Dopo il primo capitolo, la narrazione passa agli altri protagonisti del romanzo, che narrano in prima persona la propria storia, in un arco temporale che va dal 1980 al 2013. Nel secondo capitolo scopriamo il racconto di Jeong-dae, l’amico di Dong-ho, che si trova insieme a lui in piazza nel momento in cui i soldati iniziano a sparare. Seguono poi le storie di una giovane redattrice alle prese con la censura; di un uomo e di un’operaia torturati; della madre di Dang-ho e, infine, l’epilogo, in cui a raccontare la storia è la scrittrice stessa, che all’epoca del massacro aveva solo nove anni e aveva appena lasciato Gwangju per trasferirsi con la famiglia a Seul.

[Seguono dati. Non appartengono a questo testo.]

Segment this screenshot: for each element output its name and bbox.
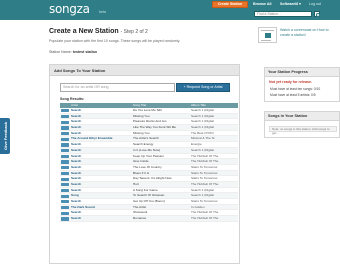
page-title: Create a New Station - Step 2 of 2 — [49, 28, 148, 35]
empty-station-note: Note: no songs in this station. Add song… — [269, 126, 337, 135]
add-song-button[interactable] — [61, 217, 69, 221]
station-progress-panel: Your Station Progress Not yet ready for … — [264, 67, 340, 102]
add-song-button[interactable] — [61, 194, 69, 198]
browse-all-link[interactable]: Browse All — [253, 2, 271, 6]
step-indicator: - Step 2 of 2 — [120, 29, 148, 35]
station-name-value: testest station — [72, 50, 98, 54]
requirement-songs: Must have at least ten songs: 0/10 — [270, 87, 321, 91]
add-songs-panel: Add Songs To Your Station Search for an … — [49, 64, 240, 264]
beta-badge: beta — [99, 10, 106, 14]
song-title-cell: Romance — [133, 216, 147, 221]
add-song-button[interactable] — [61, 211, 69, 215]
feedback-label: Give Feedback — [3, 121, 8, 150]
add-song-button[interactable] — [61, 160, 69, 164]
add-song-button[interactable] — [61, 200, 69, 204]
add-song-button[interactable] — [61, 205, 69, 210]
find-station-input[interactable]: Find a Station... — [254, 11, 312, 17]
feedback-tab[interactable]: Give Feedback — [0, 118, 10, 154]
songs-in-station-panel: Songs In Your Station Note: no songs in … — [264, 111, 340, 138]
thumb-line — [261, 30, 274, 31]
add-song-button[interactable] — [61, 132, 69, 136]
station-name-label: Station Name: — [49, 50, 72, 54]
songs-in-station-heading: Songs In Your Station — [265, 112, 339, 121]
add-song-button[interactable] — [61, 120, 69, 124]
add-song-button[interactable] — [61, 177, 69, 181]
search-icon[interactable] — [314, 11, 320, 17]
add-song-button[interactable] — [61, 114, 69, 119]
logout-link[interactable]: Log out — [309, 2, 321, 6]
play-icon — [265, 33, 271, 38]
add-song-button[interactable] — [61, 171, 69, 176]
thumb-line — [261, 40, 271, 41]
screencast-link[interactable]: Watch a screencast on How to create a st… — [280, 28, 335, 38]
add-song-button[interactable] — [61, 154, 69, 158]
song-results-table: Artist Song Title Album Title Search Do Y… — [60, 103, 238, 222]
add-song-button[interactable] — [61, 188, 69, 193]
artist-cell[interactable]: Search — [71, 216, 131, 222]
add-song-button[interactable] — [61, 149, 69, 153]
page-title-text: Create a New Station — [49, 28, 119, 35]
songza-logo[interactable]: songza — [49, 2, 90, 16]
progress-heading: Your Station Progress — [265, 68, 339, 77]
add-songs-heading: Add Songs To Your Station — [50, 65, 239, 76]
add-song-button[interactable] — [61, 109, 69, 113]
create-station-button[interactable]: Create Station — [212, 1, 248, 8]
song-results-label: Song Results: — [60, 97, 85, 101]
table-body: Search Do You Love Me Still Search 1 (Digi… — [60, 108, 238, 222]
add-song-button[interactable] — [61, 143, 69, 147]
add-song-button[interactable] — [61, 183, 69, 187]
top-header: songza beta Create Station Browse All So… — [0, 0, 340, 20]
add-song-button[interactable] — [61, 137, 69, 141]
release-status: Not yet ready for release. — [269, 80, 312, 84]
requirement-artists: Must have at least 5 artists: 0/5 — [270, 93, 316, 97]
request-song-button[interactable]: + Request Song or Artist — [176, 83, 230, 92]
add-song-button[interactable] — [61, 166, 69, 170]
table-row: Search Romance The Hubbub Of The — [60, 216, 238, 222]
user-menu[interactable]: Softwarel8 ▾ — [280, 2, 301, 6]
screencast-thumbnail[interactable] — [258, 27, 277, 43]
add-song-button[interactable] — [61, 126, 69, 130]
station-name: Station Name: testest station — [49, 50, 97, 54]
song-search-input[interactable]: Search for an artist OR song — [60, 83, 175, 92]
page-subtitle: Populate your station with the first 10 … — [49, 39, 181, 43]
album-title-cell: The Hubbub Of The — [191, 216, 219, 221]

Il punto di forza di “Atti umani” è sicuramente lo stile di scrittura: la prosa di Han Kang è lirica ma allo stesso tempo è capace di evocare il dolore e la paura provata dai protagonisti, descrivendo in modo crudo e realistico le atrocità e le torture subite da tutti coloro che manifestarono il loro dissenso.
“Quando venne chiesto loro perché fossero rimasti pur sapendo che la sconfitta era inevitabile, i sopravvissuti diedero tutti la stessa risposta: Non lo so di preciso, sembrava semplicemente la cosa giusta da fare”
È un libro potente che non si limita a raccontare gli eventi del massacro, ma analizza anche le conseguenze psicologiche e sociali che questi hanno avuto sui sopravvissuti e sulla società coreana in generale.
“Così, se ci pensi, è stato solo quando ci hanno distrutti che abbiamo dimostrato di avere un’anima. Che questo eravamo, in realtà: uomini fatti di vetro”
È una lettura impegnativa, straziante e a tratti disturbante, poiché gli eventi sono raccontati senza giri di parole, basandosi sulle vicende reali di chi ha vissuto quell’orrore. Le dettagliate descrizioni delle violenze e delle sofferenze potrebbero però scoraggiare alcuni lettori, così come la narrazione apparentemente frammentata e polifonica. Ma, man mano che si prosegue con la lettura, ogni capitolo dà un senso al precedente, fino ad arrivare all’epilogo finale in cui la storia di Dong-ho diventa la storia di tutte le vittime del massacro di Gwangju, dei loro familiari e delle generazioni successive. Ed è proprio per questo motivo che il giovane studente è una vittima di cui bisogna conservare la memoria.
“Per favore, scriva il suo libro in modo tale che più nessuno possa oltraggiare ancora la memoria di mio fratello”
Il finale offre una riflessione intensa e toccante sulla resilienza umana, sottolineando, appunto, l’importanza di ricordare gli eventi traumatici per evitare che si ripetano. Alla fine, nonostante tutto il dolore e la sofferenza narrati, Han Kang riesce a dar voce a coloro che sono stati silenziati dalla storia, concludendo il romanzo con un messaggio di speranza e con un’immagine poetica che trasmetterà al lettore un senso di pace.
Traduzione: Milena Zemira Ciccimarra
Editore: Adelphi
Pagine: 208
Anno di pubblicazione: 2014 – in Italia 2017
AUTORE:

Han Kang è una scrittrice coreana vincitrice del Premio Nobel per la Letteratura nel 2024. Vittoria che le ha permesso di diventare la prima autrice asiatica nella storia ad aggiudicarsi tale riconoscimento.
Nata a Gwangju nel 1970, è figlia dello scrittore Han Seungwon e come il padre ha vinto il Yi Sang Literary Award.
Studiosa di letteratura coreana alla Yonsei University, ha iniziato la sua carriera come poetessa. Nelle sue opere Han Kang si confronta con traumi storici, esponendo la fragilità della vita umana, enfatizzando le connessioni tra corpo e anima, vivi e morti, con uno stile poetico unico e sperimentale, confermandosi un’innovatrice della prosa contemporanea.
In Italia i suoi romanzi sono pubblicati da Adelphi.
Tra i titoli ricordiamo, La vegetariana QUI trovare la recensione di ThrillerLife) vincitore dell’International Booker Prize nel 2016, Atti umani (2017), Convalescenza (2019), L’ora di greco (2023), Non dico addio (2024).